Mr. Holladay’s Graphics 1-3 students design the murals using software such as Photoshop or Illustrator, print them large-scale and work in groups to paint them. Technology studies teacher Jim Brooks constructs display boards allowing for the artwork to be changed in the future.
While smaller murals can be completed as solo projects, sophomore Alex Manos enjoys the opportunity to work with his classmates.
“I like the large murals because you get a chance to collaborate with other kids, so there is a team aspect to it,” he said.
The democratic process also comes into play when choosing the subject matter, which ranges from brightly-colored geometric shapes in the math wing, to work reminiscent of Banksy and Shepard Fairey representing the various disciplines, such as Abraham Lincoln and Teddy Roosevelt in the history wing. Although themes must be approved by faculty, staff, and administration, the project offers the artists a forum for self-expression while serving as a time capsule of their world.
One series of contemporary portraits celebrates individuals who have made an impact on the students, ranging from entertainment to cultural figures, including director James Cameron; talk show host Ellen DeGeneres; rapper Macklemore; artist Mark Ryden; Apple co-founder Steve Jobs; Civil Rights activist Martin Luther King Jr.; Pakistani activist Malala Yousafzai; Olympian Michael Phelps; and South African president and activist Nelson Mandela.
Senior Brittney Woodward, an artist who is new to graphic design, also stressed the impact made by Mr.
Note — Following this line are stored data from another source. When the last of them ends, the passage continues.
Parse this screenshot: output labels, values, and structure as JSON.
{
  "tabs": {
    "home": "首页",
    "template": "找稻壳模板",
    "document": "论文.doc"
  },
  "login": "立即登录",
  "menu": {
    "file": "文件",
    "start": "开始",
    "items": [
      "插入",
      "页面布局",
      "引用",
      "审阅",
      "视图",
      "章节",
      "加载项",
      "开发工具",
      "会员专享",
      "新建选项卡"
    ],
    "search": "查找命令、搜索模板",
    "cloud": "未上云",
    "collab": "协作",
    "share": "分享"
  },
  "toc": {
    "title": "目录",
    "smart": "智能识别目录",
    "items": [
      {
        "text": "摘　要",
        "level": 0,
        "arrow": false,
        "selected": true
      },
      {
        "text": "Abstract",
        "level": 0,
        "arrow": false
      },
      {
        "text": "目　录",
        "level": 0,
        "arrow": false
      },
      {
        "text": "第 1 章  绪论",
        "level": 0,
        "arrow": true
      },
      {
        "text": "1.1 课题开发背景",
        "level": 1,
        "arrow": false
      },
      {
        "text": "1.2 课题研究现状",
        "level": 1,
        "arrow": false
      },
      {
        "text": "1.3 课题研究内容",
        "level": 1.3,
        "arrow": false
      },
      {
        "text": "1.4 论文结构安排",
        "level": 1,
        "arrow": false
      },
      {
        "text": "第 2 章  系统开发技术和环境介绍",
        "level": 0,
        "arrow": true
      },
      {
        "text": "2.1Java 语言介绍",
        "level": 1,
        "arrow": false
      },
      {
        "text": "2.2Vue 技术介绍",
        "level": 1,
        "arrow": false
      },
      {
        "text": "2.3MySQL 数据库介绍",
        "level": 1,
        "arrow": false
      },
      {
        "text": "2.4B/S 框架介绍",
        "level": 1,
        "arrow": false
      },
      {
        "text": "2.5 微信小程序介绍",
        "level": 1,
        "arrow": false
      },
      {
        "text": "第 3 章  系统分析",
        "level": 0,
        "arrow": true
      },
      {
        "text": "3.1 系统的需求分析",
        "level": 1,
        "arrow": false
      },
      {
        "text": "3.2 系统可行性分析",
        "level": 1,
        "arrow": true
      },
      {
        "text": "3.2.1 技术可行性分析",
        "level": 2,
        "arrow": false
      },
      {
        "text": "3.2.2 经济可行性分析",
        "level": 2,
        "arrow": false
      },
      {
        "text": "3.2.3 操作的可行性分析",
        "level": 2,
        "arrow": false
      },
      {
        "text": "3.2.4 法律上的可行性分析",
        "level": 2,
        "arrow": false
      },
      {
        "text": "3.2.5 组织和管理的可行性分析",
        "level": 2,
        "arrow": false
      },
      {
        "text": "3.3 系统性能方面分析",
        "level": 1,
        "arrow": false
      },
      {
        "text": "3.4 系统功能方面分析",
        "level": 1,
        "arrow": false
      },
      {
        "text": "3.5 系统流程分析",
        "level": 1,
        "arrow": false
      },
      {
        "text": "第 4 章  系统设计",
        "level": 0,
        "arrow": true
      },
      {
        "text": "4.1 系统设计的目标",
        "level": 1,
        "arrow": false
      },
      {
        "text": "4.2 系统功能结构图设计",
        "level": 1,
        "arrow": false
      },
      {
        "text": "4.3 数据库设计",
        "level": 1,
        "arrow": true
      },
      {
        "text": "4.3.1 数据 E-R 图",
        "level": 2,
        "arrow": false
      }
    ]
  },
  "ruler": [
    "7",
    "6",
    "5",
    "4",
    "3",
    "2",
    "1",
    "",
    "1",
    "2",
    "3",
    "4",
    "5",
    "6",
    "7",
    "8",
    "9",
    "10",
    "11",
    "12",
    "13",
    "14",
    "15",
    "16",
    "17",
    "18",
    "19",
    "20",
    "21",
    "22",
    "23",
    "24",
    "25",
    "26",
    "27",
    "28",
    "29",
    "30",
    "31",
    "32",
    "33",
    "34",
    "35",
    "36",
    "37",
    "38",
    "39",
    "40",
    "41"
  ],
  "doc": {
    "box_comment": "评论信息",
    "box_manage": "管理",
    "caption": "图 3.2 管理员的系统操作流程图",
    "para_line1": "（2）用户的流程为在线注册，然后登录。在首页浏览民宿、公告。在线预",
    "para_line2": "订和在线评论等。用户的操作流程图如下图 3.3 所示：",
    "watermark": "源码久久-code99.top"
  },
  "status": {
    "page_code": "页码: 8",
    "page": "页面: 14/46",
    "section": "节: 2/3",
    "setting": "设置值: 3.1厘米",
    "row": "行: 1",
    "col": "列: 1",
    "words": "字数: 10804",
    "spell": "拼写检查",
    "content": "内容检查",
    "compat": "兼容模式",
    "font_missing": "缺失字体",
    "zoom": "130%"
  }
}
Holladay.
“He’s one of those people who can teach anyone anything. He can take kids who have never even picked up a paint brush before and now they’re painting things that are hanging in the school,” she said. “I wish I had taken his class sooner. He has taught me skills I will carry with me as an artist.”
Junior James Bailey believes the project has not only changed the aesthetic of the school but also the energy.
“When I was a freshman, there was nothing on the walls and now we’re bringing in all these vibrant colors. I think it’s a better learning environment because it stimulates you,” he said. “This project has given the students a voice and a way to spread their creative wings and show their peers what they can do.”
Joseph Driscoll underscored the students’ sentiments.
“John is like the Pied Piper. The kids love him and now all the teachers want a mural,” he said. “This project is tremendous, especially since the artists have their names on the artwork. It instills a great deal of pride.”